The key to stabilizing the situation, however, the World Bank said, would be to renew growth in world trade. However, rather than an internationally coordinated response, the World Bank complained, governments were promoting the interests of nationally based corporations at the expense of their economic competitors.


"[O]ne of the greatest threats to increased trade flows," the report said, was "protectionism and beggar-thy-neighbor policies, which need to be resolutely resisted." It went on to criticize trade restrictions implemented by G20 countries over the last year, the spike in "anti-dumping" actions, the tightening of licensing and product standards against imports and the measures in the various stimulus packages aimed at strengthening domestic industries and banks.


The US has come under increasing international criticism for opposing the imposition of international regulations on its banks and hedge funds.

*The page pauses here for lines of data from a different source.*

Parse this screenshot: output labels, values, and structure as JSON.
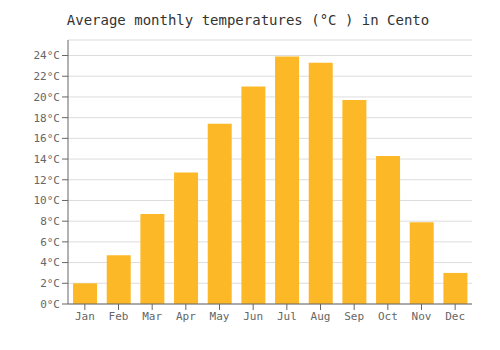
{
  "chart_data": {
    "type": "bar",
    "title": "Average monthly temperatures (°C ) in Cento",
    "categories": [
      "Jan",
      "Feb",
      "Mar",
      "Apr",
      "May",
      "Jun",
      "Jul",
      "Aug",
      "Sep",
      "Oct",
      "Nov",
      "Dec"
    ],
    "values": [
      2.0,
      4.7,
      8.7,
      12.7,
      17.4,
      21.0,
      23.9,
      23.3,
      19.7,
      14.3,
      7.9,
      3.0
    ],
    "color": "#FDB827",
    "ylim": [
      0,
      25.5
    ],
    "yticks": [
      {
        "value": 0,
        "label": "0°C"
      },
      {
        "value": 2,
        "label": "2°C"
      },
      {
        "value": 4,
        "label": "4°C"
      },
      {
        "value": 6,
        "label": "6°C"
      },
      {
        "value": 8,
        "label": "8°C"
      },
      {
        "value": 10,
        "label": "10°C"
      },
      {
        "value": 12,
        "label": "12°C"
      },
      {
        "value": 14,
        "label": "14°C"
      },
      {
        "value": 16,
        "label": "16°C"
      },
      {
        "value": 18,
        "label": "18°C"
      },
      {
        "value": 20,
        "label": "20°C"
      },
      {
        "value": 22,
        "label": "22°C"
      },
      {
        "value": 24,
        "label": "24°C"
      }
    ],
    "grid": true
  }
}
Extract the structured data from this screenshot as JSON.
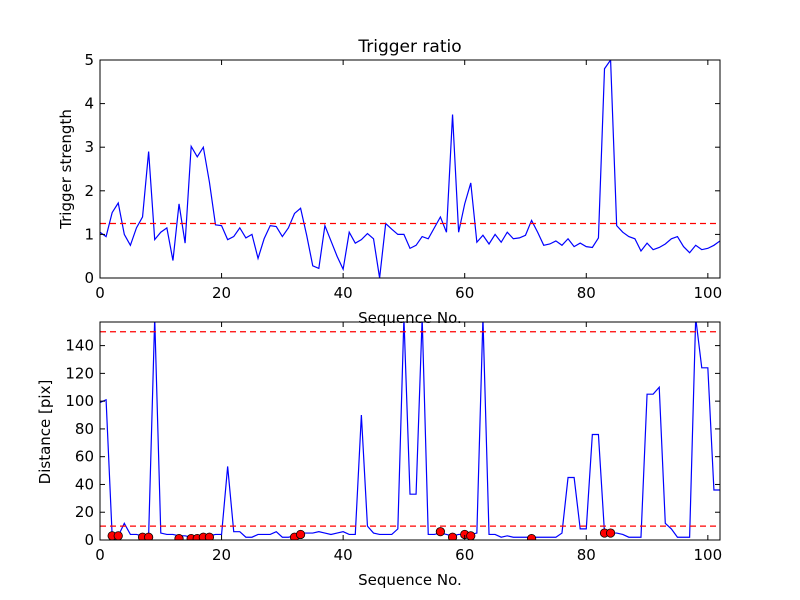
{
  "chart_data": [
    {
      "type": "line",
      "title": "Trigger ratio",
      "xlabel": "Sequence No.",
      "ylabel": "Trigger strength",
      "xlim": [
        0,
        102
      ],
      "ylim": [
        0,
        5
      ],
      "xticks": [
        0,
        20,
        40,
        60,
        80,
        100
      ],
      "yticks": [
        0,
        1,
        2,
        3,
        4,
        5
      ],
      "grid": false,
      "series": [
        {
          "color": "#0000ff",
          "x": [
            0,
            1,
            2,
            3,
            4,
            5,
            6,
            7,
            8,
            9,
            10,
            11,
            12,
            13,
            14,
            15,
            16,
            17,
            18,
            19,
            20,
            21,
            22,
            23,
            24,
            25,
            26,
            27,
            28,
            29,
            30,
            31,
            32,
            33,
            34,
            35,
            36,
            37,
            38,
            39,
            40,
            41,
            42,
            43,
            44,
            45,
            46,
            47,
            48,
            49,
            50,
            51,
            52,
            53,
            54,
            55,
            56,
            57,
            58,
            59,
            60,
            61,
            62,
            63,
            64,
            65,
            66,
            67,
            68,
            69,
            70,
            71,
            72,
            73,
            74,
            75,
            76,
            77,
            78,
            79,
            80,
            81,
            82,
            83,
            84,
            85,
            86,
            87,
            88,
            89,
            90,
            91,
            92,
            93,
            94,
            95,
            96,
            97,
            98,
            99,
            100,
            101,
            102
          ],
          "y": [
            1.05,
            0.95,
            1.5,
            1.72,
            1.0,
            0.75,
            1.15,
            1.4,
            2.9,
            0.88,
            1.05,
            1.15,
            0.4,
            1.7,
            0.8,
            3.02,
            2.78,
            3.0,
            2.2,
            1.22,
            1.2,
            0.88,
            0.95,
            1.15,
            0.92,
            1.0,
            0.45,
            0.9,
            1.2,
            1.18,
            0.95,
            1.15,
            1.48,
            1.6,
            0.98,
            0.28,
            0.22,
            1.2,
            0.85,
            0.5,
            0.2,
            1.05,
            0.8,
            0.88,
            1.02,
            0.9,
            0.0,
            1.25,
            1.12,
            1.0,
            1.0,
            0.68,
            0.75,
            0.95,
            0.9,
            1.15,
            1.4,
            1.05,
            3.75,
            1.05,
            1.7,
            2.18,
            0.82,
            0.98,
            0.78,
            1.0,
            0.82,
            1.05,
            0.9,
            0.92,
            0.98,
            1.32,
            1.05,
            0.75,
            0.78,
            0.85,
            0.75,
            0.9,
            0.72,
            0.8,
            0.72,
            0.7,
            0.92,
            4.8,
            5.0,
            1.2,
            1.05,
            0.95,
            0.9,
            0.62,
            0.8,
            0.65,
            0.7,
            0.78,
            0.9,
            0.95,
            0.72,
            0.58,
            0.75,
            0.65,
            0.68,
            0.75,
            0.85
          ]
        },
        {
          "color": "#ff0000",
          "style": "dashed",
          "x": [
            0,
            102
          ],
          "y": [
            1.25,
            1.25
          ]
        }
      ]
    },
    {
      "type": "line",
      "xlabel": "Sequence No.",
      "ylabel": "Distance [pix]",
      "xlim": [
        0,
        102
      ],
      "ylim": [
        0,
        157
      ],
      "xticks": [
        0,
        20,
        40,
        60,
        80,
        100
      ],
      "yticks": [
        0,
        20,
        40,
        60,
        80,
        100,
        120,
        140
      ],
      "grid": false,
      "series": [
        {
          "color": "#0000ff",
          "x": [
            0,
            1,
            2,
            3,
            4,
            5,
            6,
            7,
            8,
            9,
            10,
            11,
            12,
            13,
            14,
            15,
            16,
            17,
            18,
            19,
            20,
            21,
            22,
            23,
            24,
            25,
            26,
            27,
            28,
            29,
            30,
            31,
            32,
            33,
            34,
            35,
            36,
            37,
            38,
            39,
            40,
            41,
            42,
            43,
            44,
            45,
            46,
            47,
            48,
            49,
            50,
            51,
            52,
            53,
            54,
            55,
            56,
            57,
            58,
            59,
            60,
            61,
            62,
            63,
            64,
            65,
            66,
            67,
            68,
            69,
            70,
            71,
            72,
            73,
            74,
            75,
            76,
            77,
            78,
            79,
            80,
            81,
            82,
            83,
            84,
            85,
            86,
            87,
            88,
            89,
            90,
            91,
            92,
            93,
            94,
            95,
            96,
            97,
            98,
            99,
            100,
            101,
            102
          ],
          "y": [
            99,
            101,
            3,
            3,
            12,
            4,
            4,
            3,
            3,
            160,
            5,
            4,
            4,
            3,
            3,
            2,
            2,
            2,
            3,
            4,
            4,
            53,
            6,
            6,
            2,
            2,
            4,
            4,
            4,
            6,
            2,
            2,
            3,
            5,
            5,
            5,
            6,
            5,
            4,
            5,
            6,
            4,
            4,
            90,
            10,
            5,
            4,
            4,
            4,
            8,
            160,
            33,
            33,
            160,
            4,
            4,
            5,
            4,
            3,
            4,
            4,
            4,
            5,
            160,
            4,
            4,
            2,
            3,
            2,
            2,
            2,
            2,
            2,
            2,
            2,
            2,
            5,
            45,
            45,
            8,
            8,
            76,
            76,
            5,
            5,
            5,
            4,
            2,
            2,
            2,
            105,
            105,
            110,
            12,
            8,
            2,
            2,
            2,
            160,
            124,
            124,
            36,
            36
          ]
        },
        {
          "color": "#ff0000",
          "style": "dashed",
          "x": [
            0,
            102
          ],
          "y": [
            150,
            150
          ]
        },
        {
          "color": "#ff0000",
          "style": "dashed",
          "x": [
            0,
            102
          ],
          "y": [
            10,
            10
          ]
        },
        {
          "color": "#ff0000",
          "style": "markers",
          "x": [
            2,
            3,
            7,
            8,
            13,
            15,
            16,
            17,
            18,
            32,
            33,
            56,
            58,
            60,
            61,
            71,
            83,
            84
          ],
          "y": [
            3,
            3,
            2,
            2,
            1,
            1,
            1,
            2,
            2,
            2,
            4,
            6,
            2,
            4,
            3,
            1,
            5,
            5
          ]
        }
      ]
    }
  ]
}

At the same time the US is absorbing the bulk of the world's available credit to pay for the trillions the government has handed to the Wall Street banks and the cost of the stimulus package.


The New York Times noted Monday, "As the world is seized with anxiety in the face of a spreading financial crisis, the one place having a considerably easier time attracting money is, perversely enough, the same place that started much of the trouble: the United States."


US investors are pulling out of foreign markets and buying government bonds. At the same time, foreign holdings of Treasury Bills rose by $456 billion in 2008, according to Federal Reserve data. Meanwhile, private investment in the emerging countries plunged from $928 billion in 2007 to $466 billion last year and is likely to fall to $165 billion this year, according to the Institute of International Finance.


This outcome is not simply a product of the neutral operations of the market but a deliberate policy being pursued by the Obama administration aimed at financing its bank rescue plans through the sale of government debt, capitalizing on the privileged position of the US dollar on world currency markets. By doing this the US hopes to shift the crisis onto the backs of its economic rivals and the poorest countries, which are being hammered by declining currencies and plunging commodity prices.


While focusing on the impact of the crisis on the so-called developing world, the World Bank described a simultaneous breakdown of the world capitalist system virtually without historical parallel. Suggested, but left unsaid, was that the social and political consequences of the present crisis would be no less explosive than the period of economic turmoil, revolutions and imperialist conflicts that produced the Second World War, the last time the world economy as a whole contracted.